Mas, ao preparar um currículo para umas palestras organizadas por Gwendolyn Snearl – em Baton Rouge, Estado da Luisiana, nos Estados Unidos – vi que estava a caminho da terceira década desde que terminara o curso de letras. O convite era para realizar uma série de atividades por dois meses, em várias cidades do sul do país, sob a coordenação da LSU (Luisiana State University). Dentre estas, em certa ocasião, ao terminar uma palestra - que foi bastante concorrida com presenças e perguntas - fomos almoçar, Gwendolyn Snearl e eu. Ali, ela me perguntou se eu havia percebido que grandes intelectuais presentes à palestra, haviam feito perguntas a mim e que eu respondera de forma sofisticadamente analítica. Acrescentou também, que eles haviam aprendido muito comigo. Surpreendi-me com a questão. Afinal, eu como ativista e mulher de Ogum, sou daquelas que acreditam que tudo sabem. E que também não se intimidam diante de pessoas tituladas. Ela então arrematou: - Você sabe qual a diferença entre você eles? Todos são PHD e você não. Após esta conversa, decidi regressar e buscar candidatar-me a um programa de mestrado segui no doutorado e recentemente no pós-doutorado.

Minha amiga Gwendolyn Snearl é pastora numa igreja negra metodista, no Estado de Luisiana. Eu fui criada numa casa de candomblé. Vi minha mãe visitar o quarto de santo de nossa casa de axé, todos os dias antes de dormir, durante quarenta anos. Eu jamais havia feito o mesmo. Gwen, como a chamamos, levanta-se e se ajoelha aos pés da cama, para pedir a Deus que ilumine o seu dia. Antes de deitar, pede uma boa noite e agradece o dia vivido. Apesar dos ensinamentos de minha mãe, foi com Gwendolyn Snearl que reaprendi a conectar-me diariamente com o meu sagrado.

 

Influências de Neusa das Dores Pereira (afetividades)

 

Vivemos numa época de grandes transformações e novos conceitos e categorias são elaborados e constituídos.
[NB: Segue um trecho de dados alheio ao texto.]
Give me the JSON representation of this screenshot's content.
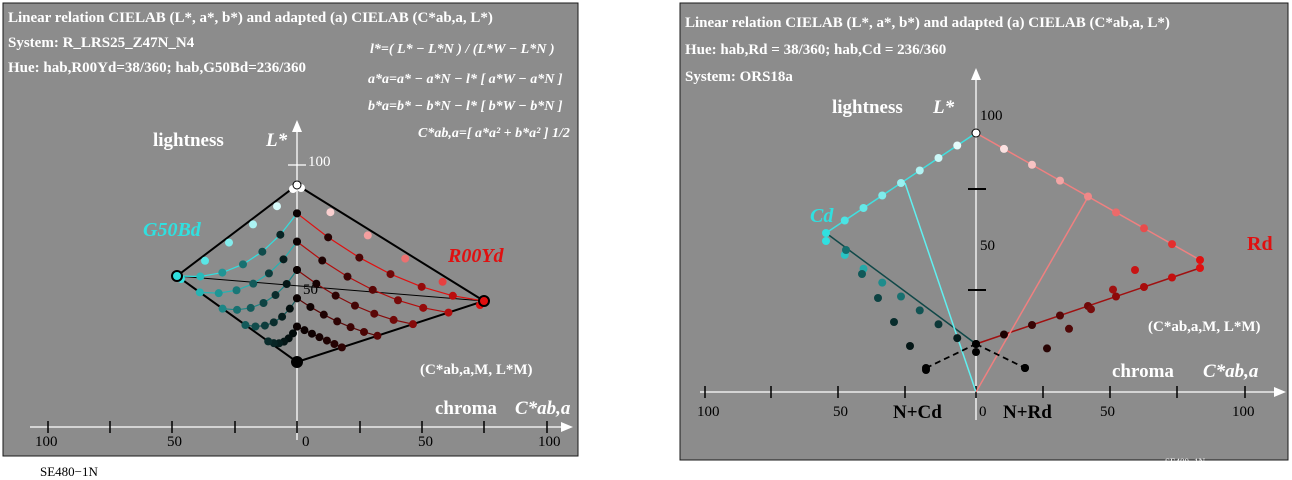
{
  "left": {
    "title": "Linear relation CIELAB (L*, a*, b*) and adapted (a) CIELAB (C*ab,a, L*)",
    "system": "System: R_LRS25_Z47N_N4",
    "hue": "Hue: hab,R00Yd=38/360; hab,G50Bd=236/360",
    "formulas": [
      "l*=( L* − L*N ) / (L*W − L*N )",
      "a*a=a* − a*N − l* [ a*W − a*N ]",
      "b*a=b* − b*N − l* [ b*W − b*N ]",
      "C*ab,a=[ a*a² + b*a² ] 1/2"
    ],
    "lightness_label": "lightness",
    "lightness_symbol": "L*",
    "chroma_label": "chroma",
    "chroma_symbol": "C*ab,a",
    "left_hue_label": "G50Bd",
    "right_hue_label": "R00Yd",
    "coord_label": "(C*ab,a,M, L*M)",
    "x_ticks": [
      "100",
      "50",
      "0",
      "50",
      "100"
    ],
    "y_ticks": [
      "100",
      "50"
    ],
    "footer": "SE480−1N"
  },
  "right": {
    "title": "Linear relation CIELAB (L*, a*, b*) and adapted (a) CIELAB (C*ab,a, L*)",
    "hue": "Hue: hab,Rd = 38/360; hab,Cd = 236/360",
    "system": "System: ORS18a",
    "lightness_label": "lightness",
    "lightness_symbol": "L*",
    "chroma_label": "chroma",
    "chroma_symbol": "C*ab,a",
    "left_hue_label": "Cd",
    "right_hue_label": "Rd",
    "coord_label": "(C*ab,a,M, L*M)",
    "left_base_label": "N+Cd",
    "right_base_label": "N+Rd",
    "x_ticks": [
      "100",
      "50",
      "0",
      "50",
      "100"
    ],
    "y_ticks": [
      "100",
      "50"
    ],
    "footer": "SE400−1N"
  },
  "colors": {
    "panel": "#8c8c8c",
    "red": "#e01010",
    "cyan": "#30e0e0",
    "dark": "#000000"
  }
}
Dentre estas temos as inúmeras formas de manifestação das sexualidades. É neste mister que entra Neusa das Dores Pereira um dos meus galhos mais frondosos. Ela segue me ensinando a entender que falar de gênero não inclui automaticamente a sexualidade. É à Neuza a quem recorro e cito todas as vezes que tenho dúvidas e desconhecimentos sobre este tema. Certa vez, ouvi Neuza dizer: –Relação homo afetiva eu tenho com minha neta. Somos duas mulheres e nos amamos. Com minha namorada tenho relações homossexuais. Segundo Neuza, dizem relações homo afetivas para não falar em sexualidade. Para não admitir que pessoas do mesmo sexo fazem sexo.

 

Flores e Frutos

 

[...] Conversei com mulheres negras nos bares, restaurantes, salas de casas, cozinhas, salas de reuniões, auditórios, aeroportos, rodoviárias, passeatas, escolas, universidades, praças e muitas outras ocasiões. Em todas fui descobrindo diferentes valores e visões de mundo, além de estratégias e metodologias de lutas.
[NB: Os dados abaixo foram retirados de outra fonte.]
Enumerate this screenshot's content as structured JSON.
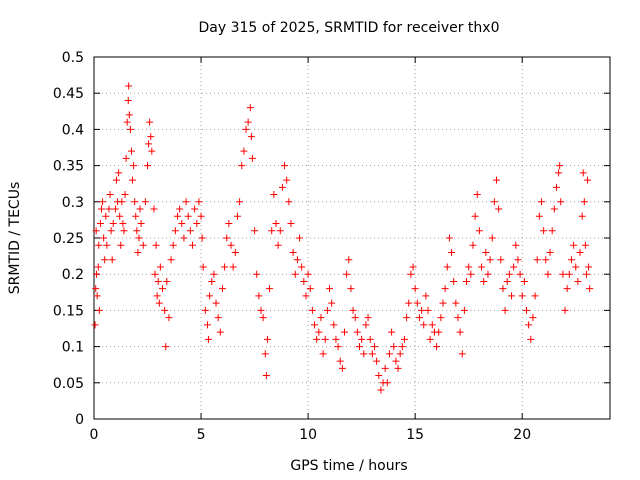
{
  "chart_data": {
    "type": "scatter",
    "title": "Day 315 of 2025, SRMTID for receiver thx0",
    "xlabel": "GPS time / hours",
    "ylabel": "SRMTID / TECUs",
    "xlim": [
      0,
      24.1
    ],
    "ylim": [
      0,
      0.5
    ],
    "xticks": [
      0,
      5,
      10,
      15,
      20
    ],
    "xtick_labels": [
      "0",
      "5",
      "10",
      "15",
      "20"
    ],
    "yticks": [
      0,
      0.05,
      0.1,
      0.15,
      0.2,
      0.25,
      0.3,
      0.35,
      0.4,
      0.45,
      0.5
    ],
    "ytick_labels": [
      "0",
      "0.05",
      "0.1",
      "0.15",
      "0.2",
      "0.25",
      "0.3",
      "0.35",
      "0.4",
      "0.45",
      "0.5"
    ],
    "grid": true,
    "marker": "+",
    "color": "#ff0000",
    "series": [
      {
        "points": [
          [
            0.05,
            0.13
          ],
          [
            0.08,
            0.18
          ],
          [
            0.1,
            0.26
          ],
          [
            0.12,
            0.2
          ],
          [
            0.15,
            0.17
          ],
          [
            0.2,
            0.21
          ],
          [
            0.22,
            0.24
          ],
          [
            0.25,
            0.15
          ],
          [
            0.3,
            0.27
          ],
          [
            0.35,
            0.29
          ],
          [
            0.4,
            0.3
          ],
          [
            0.45,
            0.25
          ],
          [
            0.5,
            0.22
          ],
          [
            0.55,
            0.28
          ],
          [
            0.6,
            0.24
          ],
          [
            0.7,
            0.29
          ],
          [
            0.75,
            0.31
          ],
          [
            0.8,
            0.26
          ],
          [
            0.85,
            0.22
          ],
          [
            0.9,
            0.27
          ],
          [
            1.0,
            0.29
          ],
          [
            1.05,
            0.33
          ],
          [
            1.1,
            0.3
          ],
          [
            1.15,
            0.34
          ],
          [
            1.2,
            0.28
          ],
          [
            1.25,
            0.24
          ],
          [
            1.3,
            0.3
          ],
          [
            1.35,
            0.27
          ],
          [
            1.4,
            0.26
          ],
          [
            1.45,
            0.31
          ],
          [
            1.5,
            0.36
          ],
          [
            1.55,
            0.41
          ],
          [
            1.6,
            0.44
          ],
          [
            1.62,
            0.46
          ],
          [
            1.65,
            0.42
          ],
          [
            1.7,
            0.4
          ],
          [
            1.75,
            0.37
          ],
          [
            1.8,
            0.33
          ],
          [
            1.85,
            0.35
          ],
          [
            1.9,
            0.3
          ],
          [
            1.95,
            0.28
          ],
          [
            2.0,
            0.26
          ],
          [
            2.05,
            0.23
          ],
          [
            2.1,
            0.25
          ],
          [
            2.15,
            0.29
          ],
          [
            2.2,
            0.27
          ],
          [
            2.3,
            0.24
          ],
          [
            2.4,
            0.3
          ],
          [
            2.5,
            0.35
          ],
          [
            2.55,
            0.38
          ],
          [
            2.6,
            0.41
          ],
          [
            2.65,
            0.39
          ],
          [
            2.7,
            0.37
          ],
          [
            2.8,
            0.29
          ],
          [
            2.85,
            0.2
          ],
          [
            2.9,
            0.24
          ],
          [
            2.95,
            0.17
          ],
          [
            3.0,
            0.19
          ],
          [
            3.05,
            0.16
          ],
          [
            3.1,
            0.21
          ],
          [
            3.2,
            0.18
          ],
          [
            3.3,
            0.15
          ],
          [
            3.35,
            0.1
          ],
          [
            3.4,
            0.19
          ],
          [
            3.5,
            0.14
          ],
          [
            3.6,
            0.22
          ],
          [
            3.7,
            0.24
          ],
          [
            3.8,
            0.26
          ],
          [
            3.9,
            0.28
          ],
          [
            4.0,
            0.29
          ],
          [
            4.1,
            0.27
          ],
          [
            4.2,
            0.25
          ],
          [
            4.3,
            0.3
          ],
          [
            4.4,
            0.28
          ],
          [
            4.5,
            0.26
          ],
          [
            4.6,
            0.24
          ],
          [
            4.7,
            0.29
          ],
          [
            4.8,
            0.27
          ],
          [
            4.9,
            0.3
          ],
          [
            5.0,
            0.28
          ],
          [
            5.05,
            0.25
          ],
          [
            5.1,
            0.21
          ],
          [
            5.2,
            0.15
          ],
          [
            5.3,
            0.13
          ],
          [
            5.35,
            0.11
          ],
          [
            5.4,
            0.17
          ],
          [
            5.5,
            0.19
          ],
          [
            5.6,
            0.2
          ],
          [
            5.7,
            0.16
          ],
          [
            5.8,
            0.14
          ],
          [
            5.9,
            0.12
          ],
          [
            6.0,
            0.18
          ],
          [
            6.1,
            0.21
          ],
          [
            6.2,
            0.25
          ],
          [
            6.3,
            0.27
          ],
          [
            6.4,
            0.24
          ],
          [
            6.5,
            0.21
          ],
          [
            6.6,
            0.23
          ],
          [
            6.7,
            0.28
          ],
          [
            6.8,
            0.3
          ],
          [
            6.9,
            0.35
          ],
          [
            7.0,
            0.37
          ],
          [
            7.1,
            0.4
          ],
          [
            7.2,
            0.41
          ],
          [
            7.3,
            0.43
          ],
          [
            7.35,
            0.39
          ],
          [
            7.4,
            0.36
          ],
          [
            7.5,
            0.26
          ],
          [
            7.6,
            0.2
          ],
          [
            7.7,
            0.17
          ],
          [
            7.8,
            0.15
          ],
          [
            7.9,
            0.14
          ],
          [
            8.0,
            0.09
          ],
          [
            8.05,
            0.06
          ],
          [
            8.1,
            0.11
          ],
          [
            8.2,
            0.18
          ],
          [
            8.3,
            0.26
          ],
          [
            8.4,
            0.31
          ],
          [
            8.5,
            0.27
          ],
          [
            8.6,
            0.24
          ],
          [
            8.7,
            0.26
          ],
          [
            8.8,
            0.32
          ],
          [
            8.9,
            0.35
          ],
          [
            9.0,
            0.33
          ],
          [
            9.1,
            0.3
          ],
          [
            9.2,
            0.27
          ],
          [
            9.3,
            0.23
          ],
          [
            9.4,
            0.2
          ],
          [
            9.5,
            0.22
          ],
          [
            9.6,
            0.25
          ],
          [
            9.7,
            0.21
          ],
          [
            9.8,
            0.19
          ],
          [
            9.9,
            0.17
          ],
          [
            10.0,
            0.2
          ],
          [
            10.1,
            0.18
          ],
          [
            10.2,
            0.15
          ],
          [
            10.3,
            0.13
          ],
          [
            10.4,
            0.11
          ],
          [
            10.5,
            0.12
          ],
          [
            10.6,
            0.14
          ],
          [
            10.7,
            0.09
          ],
          [
            10.8,
            0.11
          ],
          [
            10.9,
            0.15
          ],
          [
            11.0,
            0.18
          ],
          [
            11.1,
            0.16
          ],
          [
            11.2,
            0.13
          ],
          [
            11.3,
            0.11
          ],
          [
            11.4,
            0.1
          ],
          [
            11.5,
            0.08
          ],
          [
            11.6,
            0.07
          ],
          [
            11.7,
            0.12
          ],
          [
            11.8,
            0.2
          ],
          [
            11.9,
            0.22
          ],
          [
            12.0,
            0.18
          ],
          [
            12.1,
            0.15
          ],
          [
            12.2,
            0.14
          ],
          [
            12.3,
            0.12
          ],
          [
            12.4,
            0.1
          ],
          [
            12.5,
            0.11
          ],
          [
            12.6,
            0.09
          ],
          [
            12.7,
            0.13
          ],
          [
            12.8,
            0.14
          ],
          [
            12.9,
            0.11
          ],
          [
            13.0,
            0.09
          ],
          [
            13.1,
            0.1
          ],
          [
            13.2,
            0.08
          ],
          [
            13.3,
            0.06
          ],
          [
            13.4,
            0.04
          ],
          [
            13.5,
            0.05
          ],
          [
            13.6,
            0.07
          ],
          [
            13.7,
            0.05
          ],
          [
            13.8,
            0.09
          ],
          [
            13.9,
            0.12
          ],
          [
            14.0,
            0.1
          ],
          [
            14.1,
            0.08
          ],
          [
            14.2,
            0.07
          ],
          [
            14.3,
            0.09
          ],
          [
            14.4,
            0.1
          ],
          [
            14.5,
            0.11
          ],
          [
            14.6,
            0.14
          ],
          [
            14.7,
            0.16
          ],
          [
            14.8,
            0.2
          ],
          [
            14.9,
            0.21
          ],
          [
            15.0,
            0.18
          ],
          [
            15.1,
            0.16
          ],
          [
            15.2,
            0.14
          ],
          [
            15.3,
            0.15
          ],
          [
            15.4,
            0.13
          ],
          [
            15.5,
            0.17
          ],
          [
            15.6,
            0.15
          ],
          [
            15.7,
            0.11
          ],
          [
            15.8,
            0.13
          ],
          [
            15.9,
            0.12
          ],
          [
            16.0,
            0.1
          ],
          [
            16.1,
            0.12
          ],
          [
            16.2,
            0.14
          ],
          [
            16.3,
            0.16
          ],
          [
            16.4,
            0.18
          ],
          [
            16.5,
            0.21
          ],
          [
            16.6,
            0.25
          ],
          [
            16.7,
            0.23
          ],
          [
            16.8,
            0.19
          ],
          [
            16.9,
            0.16
          ],
          [
            17.0,
            0.14
          ],
          [
            17.1,
            0.12
          ],
          [
            17.2,
            0.09
          ],
          [
            17.3,
            0.15
          ],
          [
            17.4,
            0.19
          ],
          [
            17.5,
            0.21
          ],
          [
            17.6,
            0.2
          ],
          [
            17.7,
            0.24
          ],
          [
            17.8,
            0.28
          ],
          [
            17.9,
            0.31
          ],
          [
            18.0,
            0.26
          ],
          [
            18.1,
            0.21
          ],
          [
            18.2,
            0.19
          ],
          [
            18.3,
            0.23
          ],
          [
            18.4,
            0.2
          ],
          [
            18.5,
            0.22
          ],
          [
            18.6,
            0.25
          ],
          [
            18.7,
            0.3
          ],
          [
            18.8,
            0.33
          ],
          [
            18.9,
            0.29
          ],
          [
            19.0,
            0.22
          ],
          [
            19.1,
            0.18
          ],
          [
            19.2,
            0.15
          ],
          [
            19.3,
            0.19
          ],
          [
            19.4,
            0.2
          ],
          [
            19.5,
            0.17
          ],
          [
            19.6,
            0.21
          ],
          [
            19.7,
            0.24
          ],
          [
            19.8,
            0.22
          ],
          [
            19.9,
            0.2
          ],
          [
            20.0,
            0.17
          ],
          [
            20.1,
            0.19
          ],
          [
            20.2,
            0.15
          ],
          [
            20.3,
            0.13
          ],
          [
            20.4,
            0.11
          ],
          [
            20.5,
            0.14
          ],
          [
            20.6,
            0.17
          ],
          [
            20.7,
            0.22
          ],
          [
            20.8,
            0.28
          ],
          [
            20.9,
            0.3
          ],
          [
            21.0,
            0.26
          ],
          [
            21.1,
            0.22
          ],
          [
            21.2,
            0.2
          ],
          [
            21.3,
            0.23
          ],
          [
            21.4,
            0.26
          ],
          [
            21.5,
            0.29
          ],
          [
            21.6,
            0.32
          ],
          [
            21.7,
            0.34
          ],
          [
            21.75,
            0.35
          ],
          [
            21.8,
            0.3
          ],
          [
            21.9,
            0.2
          ],
          [
            22.0,
            0.15
          ],
          [
            22.1,
            0.18
          ],
          [
            22.2,
            0.2
          ],
          [
            22.3,
            0.22
          ],
          [
            22.4,
            0.24
          ],
          [
            22.5,
            0.21
          ],
          [
            22.6,
            0.19
          ],
          [
            22.7,
            0.23
          ],
          [
            22.8,
            0.28
          ],
          [
            22.85,
            0.34
          ],
          [
            22.9,
            0.3
          ],
          [
            22.95,
            0.24
          ],
          [
            23.0,
            0.2
          ],
          [
            23.05,
            0.33
          ],
          [
            23.1,
            0.21
          ],
          [
            23.15,
            0.18
          ]
        ]
      }
    ]
  }
}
[...] frutos e flores que nascem nas universidades onde atuo. São as mulheres que decidem serem minhas orientandas, nos três níveis de formação: graduação, mestrado e doutorado. Balançam-me, desafiam, tencionam, chacoalham e me puxam. Nestes intensos movimentos solidificam minhas raízes que se fincam cada vez mais para se manter de pé. Assim, estes novos e ainda tenros galhos me levam para o alto num infinito que consigo vislumbrar através do engrossar e enroscar de seus galhos que me projetam.

 

Observações: A professora Joselina trabalhou no curso de Biblioteconomia da Universidade Federal do Ceará, Campus Cariri de 2006 a 2013, período que nos propiciou a construção das suas redes intelectuais e orgânicas – Baobá Genealógico, onde demostramos suas contribuições para o campo da biblioteconomia e Ciência da Informação.